# Electrical – Question about common mode feedback

amplifieranalogcascodecommon-mode

Hi, in the image below (taken from Design of CMOS Analog Design Circuits by Razavi), a high gain amplifier is used to provide common mode sense and feeback by controlling the current through M3 and M4. The idea is that if both Vout1 and Vout2 rise, then Ve rises, and the current through M3 and M4 rises, which then brings down the output common mode level.

Now I just want to know if my understanding of why exactly this brings the common mode level down is correct. Please correct me if my explanation below is wrong.

Raising Ve will raise the current through M3 and M4, but the transistors stacked on top are biased for a different current (their gate voltages are set). To satisfy KCL at Vout1 and Vout2, the drain voltages move down so that the same currents flow through the cascode PMOS and NMOS transistors and M3 and M4.

In other words, the voltages rise or fall to favor equal currents throughout the branch except for the top PMOS transistors, above the folding node.

I hope my explanation makes sense. Do correct me if I am wrong.

It's a lot easier to think of this stuff in the small-signal sense.

Look at the circuit from the point of view of M3 and M4 to Vout1 and Vout2 respectively.

It is just a cascode circuit. So you know that the vout/vin transfer function from the input (gate of M3) to the output (Vout1) is inverting. So a positive going voltage at the gates of M3 and M4 will cause a negative going excursion at the drains of their respective "cascode" transistors.

So I'll walk you through the loop.

Suppose Vout1 and Vout2 each go up by exactly the same amount delV. Since the delV on either side of R1 and R2 is the same, that means no signal current flows and hence no signal voltage develops across R1 and R2, therefore the midpoint sees exactly delV.

This goes to the op-amp + input which makes Ve rise up a little bit.

We know that Vout1/Ve is "like a cascoded CS amp" which we know has an inverting gain.
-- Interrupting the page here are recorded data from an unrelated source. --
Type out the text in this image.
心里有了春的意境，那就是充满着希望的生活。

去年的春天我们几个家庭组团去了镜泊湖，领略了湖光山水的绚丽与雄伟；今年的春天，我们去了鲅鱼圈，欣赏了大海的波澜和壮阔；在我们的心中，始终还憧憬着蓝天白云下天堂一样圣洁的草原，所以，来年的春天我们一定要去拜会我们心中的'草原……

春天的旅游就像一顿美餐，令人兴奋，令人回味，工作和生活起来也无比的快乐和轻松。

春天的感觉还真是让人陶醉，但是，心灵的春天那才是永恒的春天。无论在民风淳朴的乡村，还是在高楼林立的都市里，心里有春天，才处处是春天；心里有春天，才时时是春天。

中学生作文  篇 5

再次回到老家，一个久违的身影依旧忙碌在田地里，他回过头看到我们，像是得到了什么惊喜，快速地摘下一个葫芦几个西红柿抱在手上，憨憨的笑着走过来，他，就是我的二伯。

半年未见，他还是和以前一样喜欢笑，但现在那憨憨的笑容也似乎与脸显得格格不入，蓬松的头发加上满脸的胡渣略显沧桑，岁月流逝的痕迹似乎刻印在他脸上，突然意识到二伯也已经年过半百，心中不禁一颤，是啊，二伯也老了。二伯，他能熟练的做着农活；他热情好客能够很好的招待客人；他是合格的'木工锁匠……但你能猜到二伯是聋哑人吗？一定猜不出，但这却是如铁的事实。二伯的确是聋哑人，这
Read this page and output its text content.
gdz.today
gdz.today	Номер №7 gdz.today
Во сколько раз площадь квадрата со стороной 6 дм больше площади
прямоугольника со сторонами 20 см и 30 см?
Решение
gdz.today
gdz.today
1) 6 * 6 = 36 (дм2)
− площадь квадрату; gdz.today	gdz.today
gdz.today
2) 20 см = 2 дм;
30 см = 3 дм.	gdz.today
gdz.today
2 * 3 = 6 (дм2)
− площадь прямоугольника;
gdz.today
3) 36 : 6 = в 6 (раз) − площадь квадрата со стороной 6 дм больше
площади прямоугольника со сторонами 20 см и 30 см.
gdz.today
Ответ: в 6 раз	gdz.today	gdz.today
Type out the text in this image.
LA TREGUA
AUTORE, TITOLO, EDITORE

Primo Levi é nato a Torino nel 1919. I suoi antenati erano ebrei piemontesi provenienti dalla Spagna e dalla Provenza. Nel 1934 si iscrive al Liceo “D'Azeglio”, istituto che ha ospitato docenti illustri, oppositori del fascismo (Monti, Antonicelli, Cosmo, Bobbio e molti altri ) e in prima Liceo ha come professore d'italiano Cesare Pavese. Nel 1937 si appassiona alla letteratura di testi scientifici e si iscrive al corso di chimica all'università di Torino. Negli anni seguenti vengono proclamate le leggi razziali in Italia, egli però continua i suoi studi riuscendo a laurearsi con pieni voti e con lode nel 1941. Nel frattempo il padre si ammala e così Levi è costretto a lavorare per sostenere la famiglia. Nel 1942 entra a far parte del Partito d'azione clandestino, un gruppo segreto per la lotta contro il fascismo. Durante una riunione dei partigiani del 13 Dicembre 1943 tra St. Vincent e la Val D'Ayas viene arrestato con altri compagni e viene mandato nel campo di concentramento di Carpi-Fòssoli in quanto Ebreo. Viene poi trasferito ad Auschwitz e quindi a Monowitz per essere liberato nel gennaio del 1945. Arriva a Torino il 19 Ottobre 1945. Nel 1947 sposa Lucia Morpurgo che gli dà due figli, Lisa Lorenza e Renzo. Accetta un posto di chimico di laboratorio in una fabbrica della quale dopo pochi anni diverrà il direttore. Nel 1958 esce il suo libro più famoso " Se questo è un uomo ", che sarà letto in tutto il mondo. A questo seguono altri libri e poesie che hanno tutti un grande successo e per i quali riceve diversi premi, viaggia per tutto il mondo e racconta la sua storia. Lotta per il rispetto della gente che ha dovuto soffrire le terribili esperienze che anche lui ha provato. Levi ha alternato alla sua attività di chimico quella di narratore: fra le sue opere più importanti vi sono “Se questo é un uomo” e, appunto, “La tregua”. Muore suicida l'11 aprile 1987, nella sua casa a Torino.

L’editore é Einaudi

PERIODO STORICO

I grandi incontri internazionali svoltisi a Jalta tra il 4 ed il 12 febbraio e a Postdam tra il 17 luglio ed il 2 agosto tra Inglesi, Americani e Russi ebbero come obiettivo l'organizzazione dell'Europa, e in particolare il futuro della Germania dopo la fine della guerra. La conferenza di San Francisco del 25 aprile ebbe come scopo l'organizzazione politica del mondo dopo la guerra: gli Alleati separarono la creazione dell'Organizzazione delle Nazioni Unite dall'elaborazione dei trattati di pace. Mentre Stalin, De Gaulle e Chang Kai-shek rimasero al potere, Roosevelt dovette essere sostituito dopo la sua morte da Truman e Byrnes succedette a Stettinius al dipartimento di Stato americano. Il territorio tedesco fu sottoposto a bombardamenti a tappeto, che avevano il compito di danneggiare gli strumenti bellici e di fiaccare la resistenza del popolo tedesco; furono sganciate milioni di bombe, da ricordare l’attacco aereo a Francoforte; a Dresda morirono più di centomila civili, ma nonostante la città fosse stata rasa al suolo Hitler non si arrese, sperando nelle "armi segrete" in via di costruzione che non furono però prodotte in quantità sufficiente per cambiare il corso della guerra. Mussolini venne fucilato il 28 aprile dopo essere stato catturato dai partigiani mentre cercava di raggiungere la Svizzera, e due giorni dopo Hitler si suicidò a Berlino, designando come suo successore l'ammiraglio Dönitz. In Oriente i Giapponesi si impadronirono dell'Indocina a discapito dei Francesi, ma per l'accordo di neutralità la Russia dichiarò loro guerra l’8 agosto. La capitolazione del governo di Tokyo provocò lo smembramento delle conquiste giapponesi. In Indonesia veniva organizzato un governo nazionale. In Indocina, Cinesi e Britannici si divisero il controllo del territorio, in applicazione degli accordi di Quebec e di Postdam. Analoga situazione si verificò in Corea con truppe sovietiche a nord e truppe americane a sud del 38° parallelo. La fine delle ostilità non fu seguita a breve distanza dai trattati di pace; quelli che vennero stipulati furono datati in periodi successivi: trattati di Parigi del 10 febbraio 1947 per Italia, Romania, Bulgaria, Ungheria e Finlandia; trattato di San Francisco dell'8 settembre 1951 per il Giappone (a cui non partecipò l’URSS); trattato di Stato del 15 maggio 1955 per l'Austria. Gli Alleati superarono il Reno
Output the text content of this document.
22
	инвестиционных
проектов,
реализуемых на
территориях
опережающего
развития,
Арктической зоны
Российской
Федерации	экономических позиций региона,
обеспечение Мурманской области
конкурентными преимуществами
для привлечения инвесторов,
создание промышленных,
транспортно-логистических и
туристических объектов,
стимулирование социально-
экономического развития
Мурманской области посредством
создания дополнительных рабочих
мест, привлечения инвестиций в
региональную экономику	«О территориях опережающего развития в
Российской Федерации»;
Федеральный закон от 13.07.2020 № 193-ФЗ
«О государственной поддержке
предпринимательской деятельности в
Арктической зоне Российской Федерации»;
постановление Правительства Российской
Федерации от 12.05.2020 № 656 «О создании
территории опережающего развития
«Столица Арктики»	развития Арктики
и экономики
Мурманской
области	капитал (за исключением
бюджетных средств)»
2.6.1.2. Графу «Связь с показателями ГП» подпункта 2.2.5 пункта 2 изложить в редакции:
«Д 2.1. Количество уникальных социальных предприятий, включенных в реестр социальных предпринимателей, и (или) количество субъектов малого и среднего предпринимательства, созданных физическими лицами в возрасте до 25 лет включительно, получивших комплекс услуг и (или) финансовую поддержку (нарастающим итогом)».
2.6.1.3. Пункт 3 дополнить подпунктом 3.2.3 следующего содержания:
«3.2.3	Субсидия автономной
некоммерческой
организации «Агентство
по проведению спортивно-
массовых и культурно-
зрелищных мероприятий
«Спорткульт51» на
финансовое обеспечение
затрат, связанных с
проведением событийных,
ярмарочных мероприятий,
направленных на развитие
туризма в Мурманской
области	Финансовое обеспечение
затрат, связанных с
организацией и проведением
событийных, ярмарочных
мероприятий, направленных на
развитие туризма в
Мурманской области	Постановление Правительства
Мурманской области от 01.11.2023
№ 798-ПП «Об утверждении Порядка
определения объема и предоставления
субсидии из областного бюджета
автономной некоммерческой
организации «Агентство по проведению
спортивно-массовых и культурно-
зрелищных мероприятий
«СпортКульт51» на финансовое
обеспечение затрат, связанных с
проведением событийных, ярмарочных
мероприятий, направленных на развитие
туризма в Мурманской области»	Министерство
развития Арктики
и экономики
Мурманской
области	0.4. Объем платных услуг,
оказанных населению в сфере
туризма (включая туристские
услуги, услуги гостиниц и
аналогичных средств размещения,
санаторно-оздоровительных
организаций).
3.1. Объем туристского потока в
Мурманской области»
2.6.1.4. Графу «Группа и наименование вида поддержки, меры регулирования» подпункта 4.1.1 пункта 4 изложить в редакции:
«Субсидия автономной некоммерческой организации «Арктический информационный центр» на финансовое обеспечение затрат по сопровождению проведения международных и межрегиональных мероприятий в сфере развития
So Ve goes up and thus Vout1 and Vout2 go down a little bit. Hence the feedback is negative.

Now, if you want to think of it in the large-signal sense that is fine too. (That is essentially what you're trying to do). But in this case your understanding is incorrect. The NMOS devices do indeed have a fixed gate voltage, but its Vgs is NOT fixed. As an example, suppose that all you had in the circuit for the time being was M3 and the NMOS stacked on top of it. Now suppose you came along and said "I'm going to increase the current through M3". What does the NMOS transistor stacked on top do? Its gate is fixed, but it now wants a bigger Vgs to accomodate this larger current so its source (M3's drain) will actually go down a little bit. That's all. And the current you set in M3 will get passed.

What's actually going on in your situation in a large signal sense is this. M4 is a current source which battles the PMOS DEVICES at the top of the leg.

When M4 says "Give me a bigger current", the only thing the PMOS transistors can do is to swing their drain voltages LOWER to increase their VSD to try to accomodate the current increase.